Born Mary Christine Brockert in California in March, 1956, the Grammy Award-nominated star found fame as a protegee of late funk legend Rick James.
As Tina Marie Brockert, she landed a role on TV show The Beverly Hillbillies as a child, but her career really took off in the mid-1970s when she signed to Motown Records. As a label artist, she came to the attention of James, who produced her debut album Wild and Peaceful.
The album featured Teena Marie's first big hit, I'm Just a Sucker for Your Love.
By her third album, 1980's Irons in the Fire, Teena Marie was writing and producing all her own tunes. The album featured her first top 40 hit, Need Your Lovin'. She followed that success by performing Fire & Desire with her mentor James on his cult album Street Sounds.
Her solo Motown hits included Square Biz and It Must be Magic.
She also made music industry history in the early 1980s when she took her record label executives at Motown to court over a contract issue - the battle resulted in new laws that made it illegal for a record company to keep an artist under contract without releasing new material.

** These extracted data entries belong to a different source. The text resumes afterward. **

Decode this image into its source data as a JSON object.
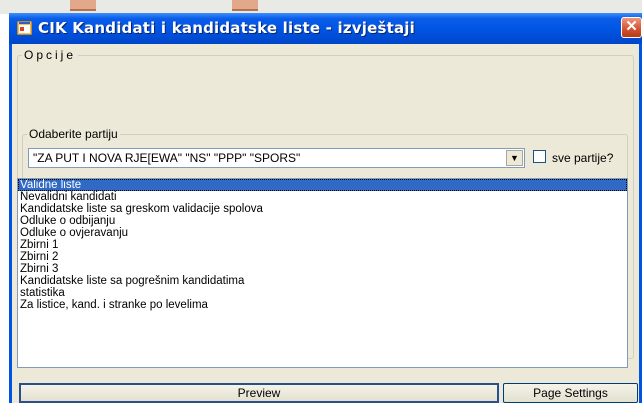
{
  "window": {
    "title": "CIK Kandidati i kandidatske liste - izvještaji",
    "close_glyph": "✕",
    "title_icon": "app-window-icon",
    "accent_color": "#0054e3"
  },
  "options_group": {
    "legend": "Opcije"
  },
  "party_group": {
    "legend": "Odaberite partiju",
    "selected_party": "\"ZA PUT I NOVA RJE[EWA\" \"NS\" \"PPP\" \"SPORS\"",
    "dropdown_arrow": "▼",
    "all_parties_label": "sve partije?",
    "all_parties_checked": false
  },
  "report_list": {
    "selected_index": 0,
    "items": [
      "Validne liste",
      "Nevalidni kandidati",
      "Kandidatske liste sa greskom validacije spolova",
      "Odluke o odbijanju",
      "Odluke o ovjeravanju",
      "Zbirni 1",
      "Zbirni 2",
      "Zbirni 3",
      "Kandidatske liste sa pogrešnim kandidatima",
      "statistika",
      "Za listice, kand. i stranke po levelima"
    ]
  },
  "buttons": {
    "preview": "Preview",
    "page_settings": "Page Settings"
  }
}
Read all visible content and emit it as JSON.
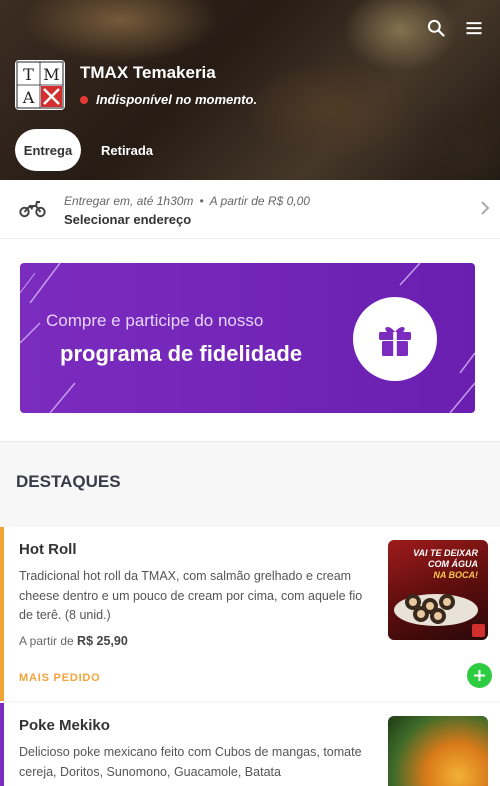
{
  "header": {
    "store_name": "TMAX Temakeria",
    "status_text": "Indisponível no momento.",
    "status_color": "#e53935",
    "logo_letters": [
      "T",
      "M",
      "A",
      "X"
    ],
    "icons": [
      "search-icon",
      "menu-icon"
    ]
  },
  "tabs": [
    {
      "label": "Entrega",
      "active": true
    },
    {
      "label": "Retirada",
      "active": false
    }
  ],
  "delivery": {
    "icon": "motorcycle-icon",
    "label_prefix": "Entregar em,",
    "time": "até 1h30m",
    "separator": "•",
    "min_price": "A partir de R$ 0,00",
    "address_cta": "Selecionar endereço"
  },
  "banner": {
    "line1": "Compre e participe do nosso",
    "line2": "programa de fidelidade",
    "icon": "gift-icon",
    "color": "#7b2cbf"
  },
  "section": {
    "title": "DESTAQUES"
  },
  "products": [
    {
      "name": "Hot Roll",
      "description": "Tradicional hot roll da TMAX, com salmão grelhado e cream cheese dentro e um pouco de cream por cima, com aquele fio de terê. (8 unid.)",
      "price_prefix": "A partir de",
      "price": "R$ 25,90",
      "badge": "MAIS PEDIDO",
      "image_caption_1": "VAI TE DEIXAR",
      "image_caption_2": "COM ÁGUA",
      "image_caption_3": "NA BOCA!",
      "accent": "#f4a338"
    },
    {
      "name": "Poke Mekiko",
      "description": "Delicioso poke mexicano feito com Cubos de mangas, tomate cereja, Doritos, Sunomono, Guacamole, Batata",
      "accent": "#7b2cbf"
    }
  ],
  "add_button_color": "#2ecc40"
}
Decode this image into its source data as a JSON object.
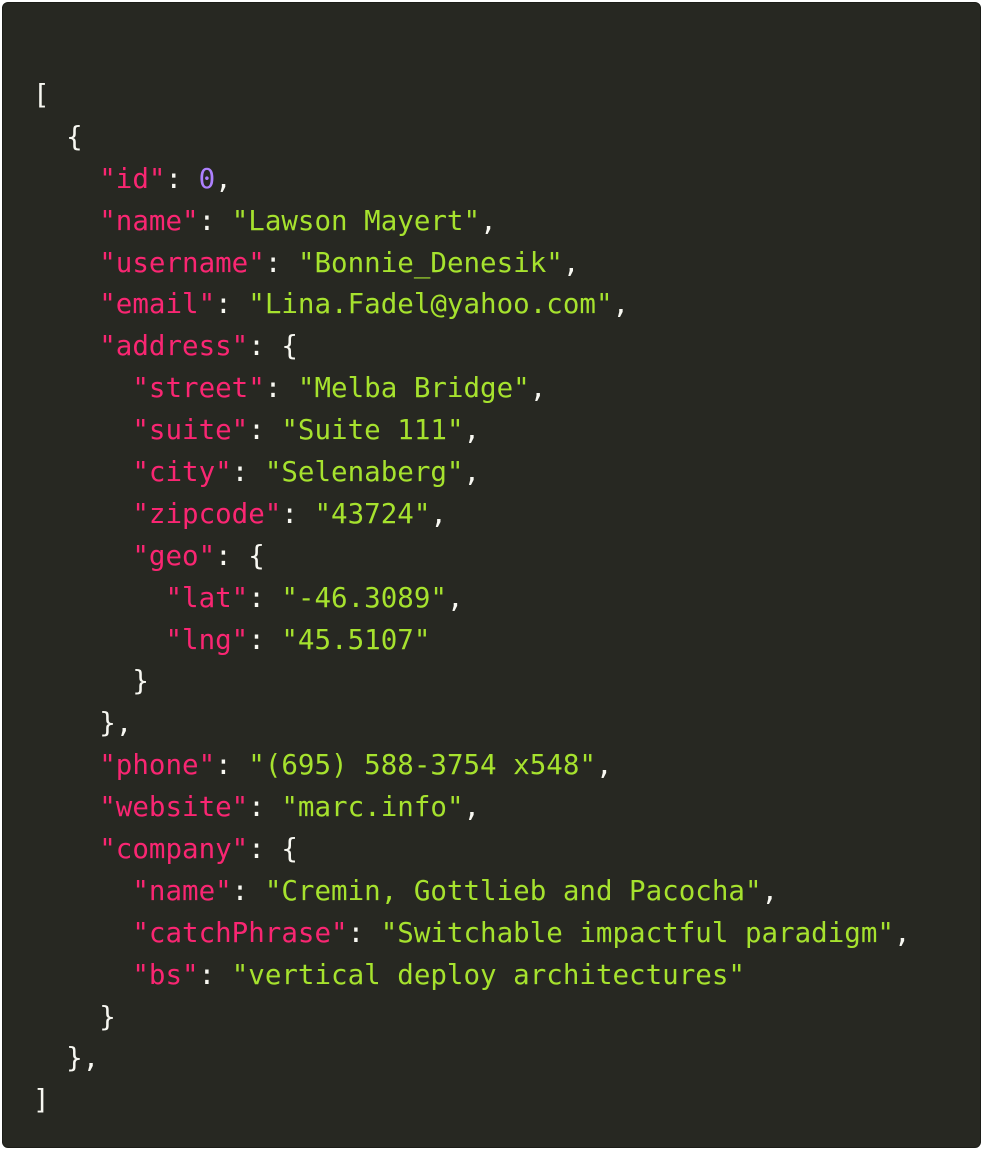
{
  "colors": {
    "background": "#272822",
    "punctuation": "#f8f8f2",
    "key": "#f92672",
    "string": "#a6e22e",
    "number": "#ae81ff"
  },
  "lines": [
    [
      {
        "t": "pun",
        "v": "["
      }
    ],
    [
      {
        "t": "pun",
        "v": "  {"
      }
    ],
    [
      {
        "t": "pun",
        "v": "    "
      },
      {
        "t": "key",
        "v": "\"id\""
      },
      {
        "t": "pun",
        "v": ": "
      },
      {
        "t": "num",
        "v": "0"
      },
      {
        "t": "pun",
        "v": ","
      }
    ],
    [
      {
        "t": "pun",
        "v": "    "
      },
      {
        "t": "key",
        "v": "\"name\""
      },
      {
        "t": "pun",
        "v": ": "
      },
      {
        "t": "str",
        "v": "\"Lawson Mayert\""
      },
      {
        "t": "pun",
        "v": ","
      }
    ],
    [
      {
        "t": "pun",
        "v": "    "
      },
      {
        "t": "key",
        "v": "\"username\""
      },
      {
        "t": "pun",
        "v": ": "
      },
      {
        "t": "str",
        "v": "\"Bonnie_Denesik\""
      },
      {
        "t": "pun",
        "v": ","
      }
    ],
    [
      {
        "t": "pun",
        "v": "    "
      },
      {
        "t": "key",
        "v": "\"email\""
      },
      {
        "t": "pun",
        "v": ": "
      },
      {
        "t": "str",
        "v": "\"Lina.Fadel@yahoo.com\""
      },
      {
        "t": "pun",
        "v": ","
      }
    ],
    [
      {
        "t": "pun",
        "v": "    "
      },
      {
        "t": "key",
        "v": "\"address\""
      },
      {
        "t": "pun",
        "v": ": {"
      }
    ],
    [
      {
        "t": "pun",
        "v": "      "
      },
      {
        "t": "key",
        "v": "\"street\""
      },
      {
        "t": "pun",
        "v": ": "
      },
      {
        "t": "str",
        "v": "\"Melba Bridge\""
      },
      {
        "t": "pun",
        "v": ","
      }
    ],
    [
      {
        "t": "pun",
        "v": "      "
      },
      {
        "t": "key",
        "v": "\"suite\""
      },
      {
        "t": "pun",
        "v": ": "
      },
      {
        "t": "str",
        "v": "\"Suite 111\""
      },
      {
        "t": "pun",
        "v": ","
      }
    ],
    [
      {
        "t": "pun",
        "v": "      "
      },
      {
        "t": "key",
        "v": "\"city\""
      },
      {
        "t": "pun",
        "v": ": "
      },
      {
        "t": "str",
        "v": "\"Selenaberg\""
      },
      {
        "t": "pun",
        "v": ","
      }
    ],
    [
      {
        "t": "pun",
        "v": "      "
      },
      {
        "t": "key",
        "v": "\"zipcode\""
      },
      {
        "t": "pun",
        "v": ": "
      },
      {
        "t": "str",
        "v": "\"43724\""
      },
      {
        "t": "pun",
        "v": ","
      }
    ],
    [
      {
        "t": "pun",
        "v": "      "
      },
      {
        "t": "key",
        "v": "\"geo\""
      },
      {
        "t": "pun",
        "v": ": {"
      }
    ],
    [
      {
        "t": "pun",
        "v": "        "
      },
      {
        "t": "key",
        "v": "\"lat\""
      },
      {
        "t": "pun",
        "v": ": "
      },
      {
        "t": "str",
        "v": "\"-46.3089\""
      },
      {
        "t": "pun",
        "v": ","
      }
    ],
    [
      {
        "t": "pun",
        "v": "        "
      },
      {
        "t": "key",
        "v": "\"lng\""
      },
      {
        "t": "pun",
        "v": ": "
      },
      {
        "t": "str",
        "v": "\"45.5107\""
      }
    ],
    [
      {
        "t": "pun",
        "v": "      }"
      }
    ],
    [
      {
        "t": "pun",
        "v": "    },"
      }
    ],
    [
      {
        "t": "pun",
        "v": "    "
      },
      {
        "t": "key",
        "v": "\"phone\""
      },
      {
        "t": "pun",
        "v": ": "
      },
      {
        "t": "str",
        "v": "\"(695) 588-3754 x548\""
      },
      {
        "t": "pun",
        "v": ","
      }
    ],
    [
      {
        "t": "pun",
        "v": "    "
      },
      {
        "t": "key",
        "v": "\"website\""
      },
      {
        "t": "pun",
        "v": ": "
      },
      {
        "t": "str",
        "v": "\"marc.info\""
      },
      {
        "t": "pun",
        "v": ","
      }
    ],
    [
      {
        "t": "pun",
        "v": "    "
      },
      {
        "t": "key",
        "v": "\"company\""
      },
      {
        "t": "pun",
        "v": ": {"
      }
    ],
    [
      {
        "t": "pun",
        "v": "      "
      },
      {
        "t": "key",
        "v": "\"name\""
      },
      {
        "t": "pun",
        "v": ": "
      },
      {
        "t": "str",
        "v": "\"Cremin, Gottlieb and Pacocha\""
      },
      {
        "t": "pun",
        "v": ","
      }
    ],
    [
      {
        "t": "pun",
        "v": "      "
      },
      {
        "t": "key",
        "v": "\"catchPhrase\""
      },
      {
        "t": "pun",
        "v": ": "
      },
      {
        "t": "str",
        "v": "\"Switchable impactful paradigm\""
      },
      {
        "t": "pun",
        "v": ","
      }
    ],
    [
      {
        "t": "pun",
        "v": "      "
      },
      {
        "t": "key",
        "v": "\"bs\""
      },
      {
        "t": "pun",
        "v": ": "
      },
      {
        "t": "str",
        "v": "\"vertical deploy architectures\""
      }
    ],
    [
      {
        "t": "pun",
        "v": "    }"
      }
    ],
    [
      {
        "t": "pun",
        "v": "  },"
      }
    ],
    [
      {
        "t": "pun",
        "v": "]"
      }
    ]
  ]
}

She subsequently left Motown and signed to Epic Records, where she recorded the hits Fix It, Shadow Boxing, Lovergirl and Out on a Limb.
The record label and Teena Marie parted company in 1990 and the singer/songwriter spend over a decade behind the scenes and out of the spotlight, devoting herself to her daughter Alia Rose.
She returned to the limelight in 2004 after signing to rap label Cash Money Records' Classics spin-off label and released her comeback album, La Dona.
She ended the decade by releasing the acclaimed Congo Square on Stax/Concord Records in 2009. The album featured the song Can't Last a Day, a duet with Faith Evans.
As WENN went to press there were no details of Teena Marie's death, which was confirmed by manager Mike Gardner.